Baltasar Gracian, che lo giudicava «un Seneca que historia y un Valerio que filosofa»3), mostrava di far gran conto dello scrittore bolognese suo contemporaneo: e del Romolo e Tarquino scriveva che «en la profundidad, en la concision, en la sentencia dexa atras muchos poemas», e che di esso «se puede decir con verdad que nihil molitur inepte, pues no tiene palabra que no encierre un almo, todo es viveza y espiritu»4. Al Malvezzi, del resto, non solo è comune una certa aria di famiglia con l’autore dell’Oraculo manual, a cui certamente egli fu di modello: ma gli si può attribuire anche una piú larga efficacia su certe forme che assunse la contemporanea letteratura spagnuola5.

  1. Inclusa in J. Janez, Memorias para la historia de Felipe III (Madrid, 1728).
  2. Per tutta questa bibliografía vedi il Fantuzzi, l. c., al quale si rimanda anche per altri minori scritti.
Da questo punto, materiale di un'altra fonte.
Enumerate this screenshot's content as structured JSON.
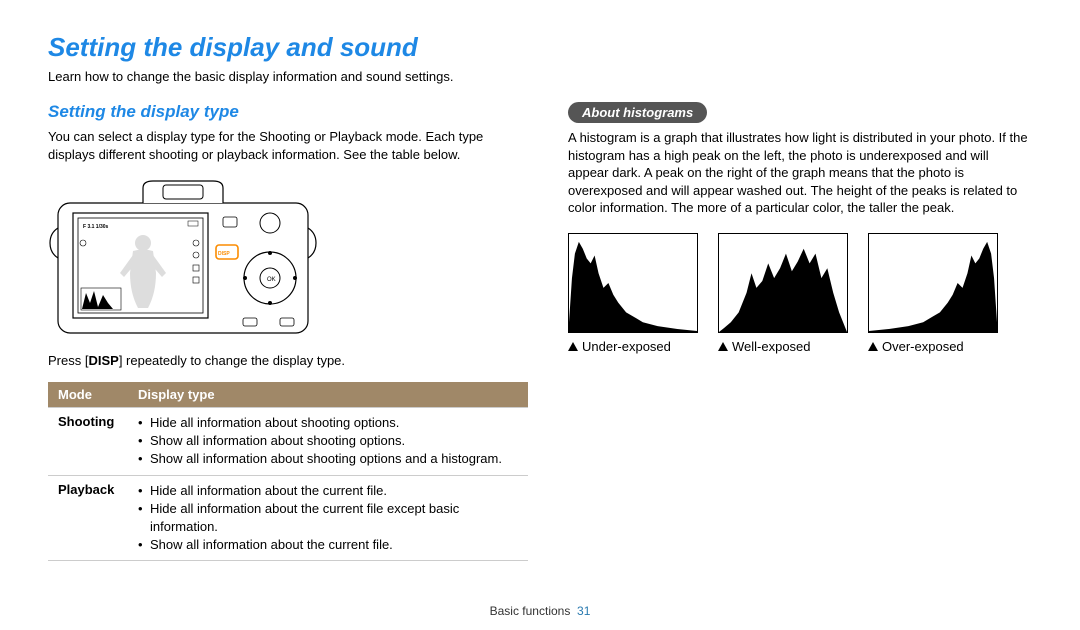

Per le edizioni da noi consultate v. a p. 256 del presente volume.
  3. Agudeza y arte de ingenio (1642), discorso 52 (in Obras, Barcelona, 1700, II, 335 )
  4. Ivi, disc. 35 (II, 298); e, per una citazione, cfr. Criticon, II, 2 (I, 162).
  5. Il Luzán, nella sua Poetica (1737), riferiva al Malvezzi l’introduzione in Ispagna del «cultismo». Ma giá nel 1659 lo Chapelain avvicinava per questa parte gli spagnuoli allo scrittore italiano: «Généralement, les modernes espagnols ont corrompu leur style et sont tombés dans les figures bizarres et forcées dont vous accusez celui-ei (Gracian), justement come les Italiens modernes ont fait sur le modèle de Malvezzi. Quevedo est assez de ces gens-lá, quoiqu’un peu moins que la plus part des autres» (lett. allo Spanheim da Parigi, 21 dicembre 1659, in Jean Chapelain, Lettres, ed. Tamisey de Larroque, Paris, 1883, II, 75). Per un altro accenno al Malvezzi, e al modo in cui questi «accablait» la storia «de réflexions ambitieuses», v. ivi, p. 45 (lett del 27 giugno ’59).